Se egli fosse sopravvissuto, queste aggregazioni sarebbero diventate eterne, poiché i suoi geni le avrebbero trasmesse alle generazioni future.

Fu un processo lento e tedioso, ma il monolito di cristallo era paziente. Né esso, né i monoliti identici dispersi in una metà del globo, si aspettavano di riuscire con tutte le decine di gruppi interessati all’esperimento. Cento insuccessi non avrebbero avuto importanza, se un solo successo poteva mutare il destino del mondo.

Quando giunse la fase della successiva luna nuova, la tribù aveva assistito a una nascita e a due morti. Una di queste ultime era stata causata dalla fame; l’altra si era determinata durante il rito serale, quando un uomoscimmia era stramazzato, improvvisamente, tentando di battere due frammenti di pietra, delicatamente, l’uno contro l’altro. Subito il cristallo aveva perduto la propria luminosità, e la tribù era stata liberata dall’incantesimo. Ma l’uomoscimmia caduto non si era più mosso; e la mattina dopo, naturalmente, il cadavere era scomparso.

La sera seguente non accadde nulla; il cristallo stava ancora analizzando il proprio errore. La tribù gli sfilò accanto, nel crepuscolo che dilagava, ignorandone completamente la presenza. Ma, la sera dopo, il monolito era di nuovo pronto per loro.

I quattro uominiscimmia ben pasciuti tornarono, e questa volta fecero cose straordinarie. GuardalaLuna incominciò a tremare in modo incontrollabile: gli parve che il cervello stesse per scoppiargli e volle distogliere lo sguardo. Ma lo spietato dominio mentale non allentava la presa; fu costretto a seguire la lezione fino all’ultimo, anche se tutti i suoi istinti si ribellavano contro di essa.

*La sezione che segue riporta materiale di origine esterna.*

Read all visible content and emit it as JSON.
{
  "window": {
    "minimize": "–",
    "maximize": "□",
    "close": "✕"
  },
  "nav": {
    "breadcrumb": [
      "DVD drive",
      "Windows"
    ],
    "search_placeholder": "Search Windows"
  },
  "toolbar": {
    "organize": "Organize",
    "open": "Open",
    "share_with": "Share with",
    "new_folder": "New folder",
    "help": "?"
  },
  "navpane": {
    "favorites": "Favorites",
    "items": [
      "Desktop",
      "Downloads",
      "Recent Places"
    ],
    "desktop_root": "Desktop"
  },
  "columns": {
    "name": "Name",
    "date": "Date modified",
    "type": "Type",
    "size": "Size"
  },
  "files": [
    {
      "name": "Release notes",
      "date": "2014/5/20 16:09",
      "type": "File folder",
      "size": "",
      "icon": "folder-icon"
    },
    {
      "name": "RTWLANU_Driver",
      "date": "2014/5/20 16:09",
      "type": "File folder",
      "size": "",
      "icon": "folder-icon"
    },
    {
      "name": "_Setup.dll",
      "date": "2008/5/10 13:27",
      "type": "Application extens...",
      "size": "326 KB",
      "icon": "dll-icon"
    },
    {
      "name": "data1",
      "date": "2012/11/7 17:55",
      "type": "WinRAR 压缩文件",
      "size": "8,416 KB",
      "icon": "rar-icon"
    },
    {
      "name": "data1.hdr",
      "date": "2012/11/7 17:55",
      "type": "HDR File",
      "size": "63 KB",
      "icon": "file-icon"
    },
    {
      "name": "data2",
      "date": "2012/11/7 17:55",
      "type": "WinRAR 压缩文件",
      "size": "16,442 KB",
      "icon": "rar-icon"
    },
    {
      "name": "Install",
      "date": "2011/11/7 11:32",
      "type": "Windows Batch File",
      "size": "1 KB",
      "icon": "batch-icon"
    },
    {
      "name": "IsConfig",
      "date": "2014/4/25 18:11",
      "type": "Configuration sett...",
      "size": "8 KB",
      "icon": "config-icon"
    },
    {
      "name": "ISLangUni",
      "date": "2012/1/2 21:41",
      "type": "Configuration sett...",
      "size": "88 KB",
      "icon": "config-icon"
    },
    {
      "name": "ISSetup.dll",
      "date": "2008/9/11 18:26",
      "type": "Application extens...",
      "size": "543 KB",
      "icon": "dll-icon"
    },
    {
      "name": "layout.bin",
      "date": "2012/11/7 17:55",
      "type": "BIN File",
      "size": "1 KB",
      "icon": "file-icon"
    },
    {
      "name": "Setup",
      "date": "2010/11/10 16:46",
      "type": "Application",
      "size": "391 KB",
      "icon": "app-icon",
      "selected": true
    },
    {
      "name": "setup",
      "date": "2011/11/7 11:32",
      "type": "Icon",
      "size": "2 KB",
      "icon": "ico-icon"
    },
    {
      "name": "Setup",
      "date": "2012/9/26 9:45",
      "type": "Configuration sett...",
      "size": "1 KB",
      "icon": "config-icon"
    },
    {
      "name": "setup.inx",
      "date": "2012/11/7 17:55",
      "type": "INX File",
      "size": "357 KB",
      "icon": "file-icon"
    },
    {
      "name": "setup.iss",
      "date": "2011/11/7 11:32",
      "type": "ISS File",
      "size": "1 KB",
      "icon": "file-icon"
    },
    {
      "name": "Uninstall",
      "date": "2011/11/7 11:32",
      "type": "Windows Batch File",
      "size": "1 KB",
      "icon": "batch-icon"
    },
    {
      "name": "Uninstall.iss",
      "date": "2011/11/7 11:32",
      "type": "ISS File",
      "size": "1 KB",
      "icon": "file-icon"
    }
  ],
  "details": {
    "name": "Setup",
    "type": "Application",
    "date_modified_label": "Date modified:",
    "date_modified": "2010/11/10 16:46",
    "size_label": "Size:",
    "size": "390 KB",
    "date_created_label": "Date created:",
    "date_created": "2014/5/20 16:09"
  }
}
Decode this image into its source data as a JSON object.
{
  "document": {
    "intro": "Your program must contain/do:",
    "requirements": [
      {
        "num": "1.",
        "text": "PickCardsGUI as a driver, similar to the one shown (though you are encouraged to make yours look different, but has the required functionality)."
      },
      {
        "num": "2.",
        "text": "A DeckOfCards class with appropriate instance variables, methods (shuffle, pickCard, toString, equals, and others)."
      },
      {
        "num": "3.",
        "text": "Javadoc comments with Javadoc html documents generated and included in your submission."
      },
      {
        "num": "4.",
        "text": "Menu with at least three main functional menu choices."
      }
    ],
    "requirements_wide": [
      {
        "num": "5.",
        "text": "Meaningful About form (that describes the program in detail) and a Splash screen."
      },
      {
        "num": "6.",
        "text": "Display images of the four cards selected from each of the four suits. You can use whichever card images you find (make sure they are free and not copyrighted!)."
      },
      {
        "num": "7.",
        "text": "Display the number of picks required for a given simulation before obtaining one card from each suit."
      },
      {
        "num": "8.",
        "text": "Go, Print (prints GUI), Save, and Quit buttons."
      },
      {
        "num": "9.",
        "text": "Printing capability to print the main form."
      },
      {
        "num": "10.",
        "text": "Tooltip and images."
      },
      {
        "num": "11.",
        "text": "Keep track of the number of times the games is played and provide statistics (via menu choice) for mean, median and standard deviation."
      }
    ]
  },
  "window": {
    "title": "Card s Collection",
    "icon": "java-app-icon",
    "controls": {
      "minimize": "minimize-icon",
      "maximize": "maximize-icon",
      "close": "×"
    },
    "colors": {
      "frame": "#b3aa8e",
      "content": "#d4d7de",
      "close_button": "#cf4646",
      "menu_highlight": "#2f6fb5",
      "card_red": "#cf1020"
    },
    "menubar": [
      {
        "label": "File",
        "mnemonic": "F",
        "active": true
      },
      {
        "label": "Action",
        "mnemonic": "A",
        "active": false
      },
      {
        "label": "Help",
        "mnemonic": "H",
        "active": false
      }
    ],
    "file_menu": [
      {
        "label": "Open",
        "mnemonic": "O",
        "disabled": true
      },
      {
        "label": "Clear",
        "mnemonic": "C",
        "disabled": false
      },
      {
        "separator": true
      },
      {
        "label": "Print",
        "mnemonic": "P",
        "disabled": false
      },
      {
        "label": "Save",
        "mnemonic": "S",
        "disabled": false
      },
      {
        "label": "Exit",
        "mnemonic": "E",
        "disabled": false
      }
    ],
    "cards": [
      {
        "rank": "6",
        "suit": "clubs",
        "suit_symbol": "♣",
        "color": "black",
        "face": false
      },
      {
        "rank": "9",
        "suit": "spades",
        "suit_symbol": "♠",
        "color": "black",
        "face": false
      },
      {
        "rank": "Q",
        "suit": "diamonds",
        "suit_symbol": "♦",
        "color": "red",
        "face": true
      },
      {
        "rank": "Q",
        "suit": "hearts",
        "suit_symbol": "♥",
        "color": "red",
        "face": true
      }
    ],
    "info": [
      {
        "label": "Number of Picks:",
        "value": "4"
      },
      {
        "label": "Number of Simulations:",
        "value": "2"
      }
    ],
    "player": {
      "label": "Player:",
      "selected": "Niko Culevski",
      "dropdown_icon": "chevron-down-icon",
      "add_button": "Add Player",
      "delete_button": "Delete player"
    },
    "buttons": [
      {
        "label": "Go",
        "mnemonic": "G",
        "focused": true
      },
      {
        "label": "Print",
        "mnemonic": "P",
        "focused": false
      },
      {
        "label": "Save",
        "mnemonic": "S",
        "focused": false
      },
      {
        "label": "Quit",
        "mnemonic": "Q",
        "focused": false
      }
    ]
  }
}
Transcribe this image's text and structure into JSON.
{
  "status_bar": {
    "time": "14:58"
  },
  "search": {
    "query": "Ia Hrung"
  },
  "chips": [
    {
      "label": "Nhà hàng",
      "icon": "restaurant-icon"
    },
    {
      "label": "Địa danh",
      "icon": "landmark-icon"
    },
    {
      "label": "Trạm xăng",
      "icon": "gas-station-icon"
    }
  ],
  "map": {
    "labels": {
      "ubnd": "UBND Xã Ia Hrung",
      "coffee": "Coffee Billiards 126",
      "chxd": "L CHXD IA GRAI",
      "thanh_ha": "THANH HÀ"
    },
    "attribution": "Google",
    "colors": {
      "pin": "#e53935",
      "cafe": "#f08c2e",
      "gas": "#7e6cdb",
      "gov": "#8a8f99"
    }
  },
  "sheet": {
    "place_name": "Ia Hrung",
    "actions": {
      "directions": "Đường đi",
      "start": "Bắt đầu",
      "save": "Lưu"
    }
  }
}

Quegli istinti avevano ben servito i suoi progenitori, nei tempi delle tiepide piogge e di una lussureggiante fertilità, quando il cibo aspettava ovunque di essere raccolto. Ora i tempi erano cambiati, e la saggezza ereditata dal passato era diventata pura follia.

Gli uominiscimmia dovevano adattarsi a morire come i più grossi animali scomparsi prima di loro e le cui ossa giacevano ormai racchiuse nelle colline di arenaria.

Così GuardalaLuna fissava senza batter ciglio il monolito di cristallo, mentre il suo cervello restava aperto alle ancora incerte manipolazioni della nuova pietra. Spesso era assalito dalla nausea, ma sempre si sentiva affamato; e di tanto in tanto le mani di lui si stringevano inconsciamente nei gesti che avrebbero determinato il suo nuovo sistema di vita.

* * *

Mentre la fila di facoceri attraversava, annusando e grugnendo, la pista, GuardalaLuna si fermò di colpo. Facoceri e uominiscimmia si erano sempre ignorati a vicenda, in quanto non esisteva alcun contrasto di interessi tra loro. Come quasi tutti gli animali che non gareggiavano per lo stesso cibo, essi si limitavano a tenersi lontani gli uni dagli altri.